ThrowBench: Benchmarking LLMs by Predicting Runtime Exceptions
Julian Aron Prenner, Romain Robbes
TL;DR
ThrowBench addresses the gap in evaluating LLMs by predicting runtime exceptions rather than just code generation. It constructs a multilingual, execution-grounded benchmark from RunBugRun, containing 2,466 buggy programs across four languages and 37 exception types, and evaluates six open-weight LLMs using a fixed set of exception options. The results reveal modest overall performance (best F1 around 0.38) with substantial variation by language and exception type, underscoring room for improvement and the value of runtime-focused evaluation. The work provides a contamination-resistant, publicly available benchmark to broaden assessment of code understanding in LLMs and to guide future improvements in runtime semantics prediction.
Abstract
Modern Large Language Models (LLMs) have shown astounding capabilities of code understanding and synthesis. In order to assess such capabilities, several benchmarks have been devised (e.g., HumanEval). However, most benchmarks focus on code synthesis from natural language instructions. Hence, such benchmarks do not test for other forms of code understanding.
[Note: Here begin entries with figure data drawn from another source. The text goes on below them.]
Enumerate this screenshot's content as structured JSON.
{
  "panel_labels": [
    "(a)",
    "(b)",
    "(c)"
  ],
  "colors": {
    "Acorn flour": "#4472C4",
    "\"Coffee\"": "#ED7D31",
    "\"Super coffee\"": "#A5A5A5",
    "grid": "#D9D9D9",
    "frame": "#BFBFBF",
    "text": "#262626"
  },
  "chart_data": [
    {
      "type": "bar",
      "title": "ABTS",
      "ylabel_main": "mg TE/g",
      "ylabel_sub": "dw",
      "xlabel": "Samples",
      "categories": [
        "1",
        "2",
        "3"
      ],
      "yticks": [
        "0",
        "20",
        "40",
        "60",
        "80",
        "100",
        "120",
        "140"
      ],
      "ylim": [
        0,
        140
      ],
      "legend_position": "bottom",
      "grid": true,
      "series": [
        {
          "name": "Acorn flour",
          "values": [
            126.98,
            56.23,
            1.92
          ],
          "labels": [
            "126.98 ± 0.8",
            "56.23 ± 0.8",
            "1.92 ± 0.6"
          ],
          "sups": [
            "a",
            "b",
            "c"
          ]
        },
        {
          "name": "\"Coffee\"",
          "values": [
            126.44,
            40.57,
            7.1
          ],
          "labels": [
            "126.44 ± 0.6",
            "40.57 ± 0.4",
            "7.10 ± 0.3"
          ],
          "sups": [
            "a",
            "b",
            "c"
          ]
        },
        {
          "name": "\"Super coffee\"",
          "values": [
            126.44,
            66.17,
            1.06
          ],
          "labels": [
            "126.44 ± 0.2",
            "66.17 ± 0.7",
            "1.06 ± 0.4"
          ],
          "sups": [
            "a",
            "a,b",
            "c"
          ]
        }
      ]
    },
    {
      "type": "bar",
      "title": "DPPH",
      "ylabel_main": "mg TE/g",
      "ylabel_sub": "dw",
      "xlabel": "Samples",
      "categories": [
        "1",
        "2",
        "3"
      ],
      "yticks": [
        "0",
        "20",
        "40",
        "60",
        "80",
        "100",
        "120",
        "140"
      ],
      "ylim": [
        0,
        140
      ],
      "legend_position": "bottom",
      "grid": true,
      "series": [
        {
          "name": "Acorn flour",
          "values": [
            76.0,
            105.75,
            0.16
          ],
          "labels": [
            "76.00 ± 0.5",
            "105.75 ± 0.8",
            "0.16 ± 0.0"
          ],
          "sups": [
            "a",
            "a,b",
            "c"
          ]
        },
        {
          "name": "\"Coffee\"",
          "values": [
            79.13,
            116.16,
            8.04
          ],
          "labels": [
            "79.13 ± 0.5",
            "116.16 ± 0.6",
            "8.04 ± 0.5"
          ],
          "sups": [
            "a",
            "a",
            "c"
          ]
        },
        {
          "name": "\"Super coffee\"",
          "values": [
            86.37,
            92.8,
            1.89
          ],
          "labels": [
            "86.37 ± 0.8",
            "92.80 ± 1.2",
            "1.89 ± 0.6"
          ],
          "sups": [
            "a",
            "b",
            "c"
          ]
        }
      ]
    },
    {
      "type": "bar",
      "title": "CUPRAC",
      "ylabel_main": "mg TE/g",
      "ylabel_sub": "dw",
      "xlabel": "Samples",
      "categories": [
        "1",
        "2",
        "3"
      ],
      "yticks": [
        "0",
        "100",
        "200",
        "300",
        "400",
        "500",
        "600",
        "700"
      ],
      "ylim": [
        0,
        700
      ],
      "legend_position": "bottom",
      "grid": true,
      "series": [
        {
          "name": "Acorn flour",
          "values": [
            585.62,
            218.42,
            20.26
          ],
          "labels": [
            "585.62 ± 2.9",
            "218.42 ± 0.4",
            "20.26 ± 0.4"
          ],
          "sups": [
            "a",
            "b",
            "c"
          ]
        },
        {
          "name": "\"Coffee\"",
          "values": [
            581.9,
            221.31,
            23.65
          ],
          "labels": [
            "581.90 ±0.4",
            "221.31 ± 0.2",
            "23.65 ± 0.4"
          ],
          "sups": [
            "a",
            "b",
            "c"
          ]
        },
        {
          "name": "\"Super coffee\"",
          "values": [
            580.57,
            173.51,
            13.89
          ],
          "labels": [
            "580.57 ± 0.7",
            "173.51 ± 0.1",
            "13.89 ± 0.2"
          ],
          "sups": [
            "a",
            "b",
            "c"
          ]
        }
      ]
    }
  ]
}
Moreover, there have been concerns about contamination and leakage. That is, benchmark problems (or closely related problems) may appear in training set, strongly biasing benchmark results. In this work we investigate whether large language models can correctly predict runtime program behavior. To this end, we introduce ThrowBench, a benchmark consisting of over 2,400 short user-written programs written in four different programming languages. The majority of these programs throw an exception during runtime (due to a bug). LLMs are asked to predict whether a presented program throws an exception and, if so, which one. Evaluating our benchmark on six state-of-the-art code LLMs we see modest performance ranging from 19 to 38% (F1 score). Benchmarking a wider set of code capabilities could improve the assessment of code LLMs and help identify weak points in current models. Moreover, as ground-truth answers have been determined through program execution, leakage is not a concern. We release ThrowBench as well as all of our results together with this work.